他并非不能走,只是作為武道巔峰的傲氣,讓他在意識到遭遇了敵人的算計之后,沒有第一時間離開,而是戰到了現在。
通天的目光又掃過那十四名天人,掃過春生、夏榮兩陣的氣機流轉,掃過東皇太一和玄冥鎮守的秋冬之位,嘴角微微露出一絲淡淡的冷笑與懊惱。
他原本并沒有將這些人放在心上,即便是上回這些人真的算計到了他,但他也依舊認為這些人不過是趁著他身上有傷,不過是趁虛而入罷了。
如果再次遇到,他必然可以將這些人一一斬于劍下。
可沒想到這些人卻依舊賊心不死,在那一次事件之后,居然還一直隱藏在暗中,依舊在算計著他,而且還把他逼到了這種程度。
俗話說有一有二,沒有再三再四,連續都吃過兩次虧了,通天這個時候,自然也真正長了心眼了。
他這個時候甚至都已經下定決心,等脫離了這里之后,即便是拉下臉皮找到老大,也必然要將這些人一個一個翻出來之后,然后清除掉。
畢竟,之前他們只是不想為了幾個眼中的小蟲子而跑到萬里之外的大魏,甚至是大夏去折騰。
但事實上,這些人可不少都是有根基的,可不是什么孤家寡人,跑得了和尚跑不了廟,真想要對付他們的話,自然有辦法追到他們。
“走?”
“通天,我等今日既然前來,難道就當真一點準備都沒有嗎?”
“變陣!”東皇太一隨即冷笑一聲道。
話音落下的同時,在場的十四名天人當即隨之改動了站位,春生之陣的七人向內收縮,夏榮之陣的七人向外擴張,兩陣交錯之際,氣機在交錯處劇烈碰撞,爆發出低沉的嗡鳴聲。
東皇太一從秋之白露位踏出,玄冥從冬之大寒位踏出,二人一左一右,站在陣型的最前端,如同兩扇即將合攏的大門。
十四人的氣機在這一刻徹底變了,不再是方才那種渾厚綿長的四時輪轉,而是一種更加凌厲、更加森嚴的氣息。
周天星辰之力從虛空中被牽引下來,與十四人的氣機交織在一起,在廢墟上空形成一道若隱若現的光幕。

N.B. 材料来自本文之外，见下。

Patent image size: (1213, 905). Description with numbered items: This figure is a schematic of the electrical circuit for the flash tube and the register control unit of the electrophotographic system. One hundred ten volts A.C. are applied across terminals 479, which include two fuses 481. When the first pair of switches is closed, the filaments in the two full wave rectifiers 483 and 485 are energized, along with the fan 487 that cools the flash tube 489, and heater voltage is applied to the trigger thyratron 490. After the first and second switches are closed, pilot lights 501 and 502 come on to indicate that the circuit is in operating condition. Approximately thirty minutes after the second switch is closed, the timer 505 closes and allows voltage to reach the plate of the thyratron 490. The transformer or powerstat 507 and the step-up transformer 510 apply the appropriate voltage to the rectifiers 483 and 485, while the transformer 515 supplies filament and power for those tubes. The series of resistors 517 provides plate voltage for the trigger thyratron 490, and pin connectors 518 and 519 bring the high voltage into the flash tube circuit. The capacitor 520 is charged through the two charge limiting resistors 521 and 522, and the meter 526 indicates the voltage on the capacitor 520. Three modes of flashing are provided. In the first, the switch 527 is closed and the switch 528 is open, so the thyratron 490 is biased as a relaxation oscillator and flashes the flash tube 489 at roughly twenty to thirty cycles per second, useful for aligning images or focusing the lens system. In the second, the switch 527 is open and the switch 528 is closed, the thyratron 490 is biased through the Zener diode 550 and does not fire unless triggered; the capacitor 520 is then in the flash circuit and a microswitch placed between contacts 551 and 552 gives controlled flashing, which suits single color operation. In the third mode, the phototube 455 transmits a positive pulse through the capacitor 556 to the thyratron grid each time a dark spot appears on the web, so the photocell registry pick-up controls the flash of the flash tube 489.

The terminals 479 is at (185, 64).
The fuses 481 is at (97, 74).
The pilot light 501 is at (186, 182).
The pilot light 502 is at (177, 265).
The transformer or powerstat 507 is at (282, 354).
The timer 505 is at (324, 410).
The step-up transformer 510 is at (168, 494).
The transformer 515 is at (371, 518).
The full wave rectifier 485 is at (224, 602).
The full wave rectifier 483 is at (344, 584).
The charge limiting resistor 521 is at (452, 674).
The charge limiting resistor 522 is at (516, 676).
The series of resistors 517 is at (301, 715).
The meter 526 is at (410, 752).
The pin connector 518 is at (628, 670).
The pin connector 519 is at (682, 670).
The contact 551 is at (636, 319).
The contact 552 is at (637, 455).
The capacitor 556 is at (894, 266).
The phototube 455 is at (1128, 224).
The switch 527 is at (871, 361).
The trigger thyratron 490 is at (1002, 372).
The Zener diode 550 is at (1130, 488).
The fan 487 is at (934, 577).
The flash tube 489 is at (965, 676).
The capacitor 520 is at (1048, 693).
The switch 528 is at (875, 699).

有了上一次的經歷之后,可不僅僅是上清有了一氣化三清這樣的底牌。
東皇太一他們同樣吸取了上一次的經驗教訓,畢竟,在上一回的時候,他們也同樣敏銳地察覺到了,地澤二十四短暫對抗誅仙劍陣對于他們的壓制是夠了,但論及困人,那就要差上一些了。
作為頂級陣法之一,地澤二十四是一個標準的水桶陣法,春生可以提升陣法和人的功力,夏榮可以增加殺傷力,秋枯是類似一種使敵人進入虛弱或者禁忌狀態的陣法,能給敵人施加負面buff。
最后的冬滅,具有冰凍的能力,能使萬物枯竭,在擁有殺傷力的同時,也有封困的作用。
可以說,這套陣法在各個方面都已經兼顧到了,但也正因如此太過平均,沒有在某一方面極其突出。
東皇太一以及其他天人合力對于地澤二十四陣法進行的推演與完善,有相當一部分,其實是仿照周天星斗大陣的原理來進行完善的。
一旦變陣之后,在四季之氣流轉的同時,又增加了星辰之變。
這般變陣,可以說將這套陣法原本對于參陣者的增幅與對敵的壓制直接砍半了,但是,卻利用周天星辰之力將這套陣法的封困之力,給拔高了好幾個層次。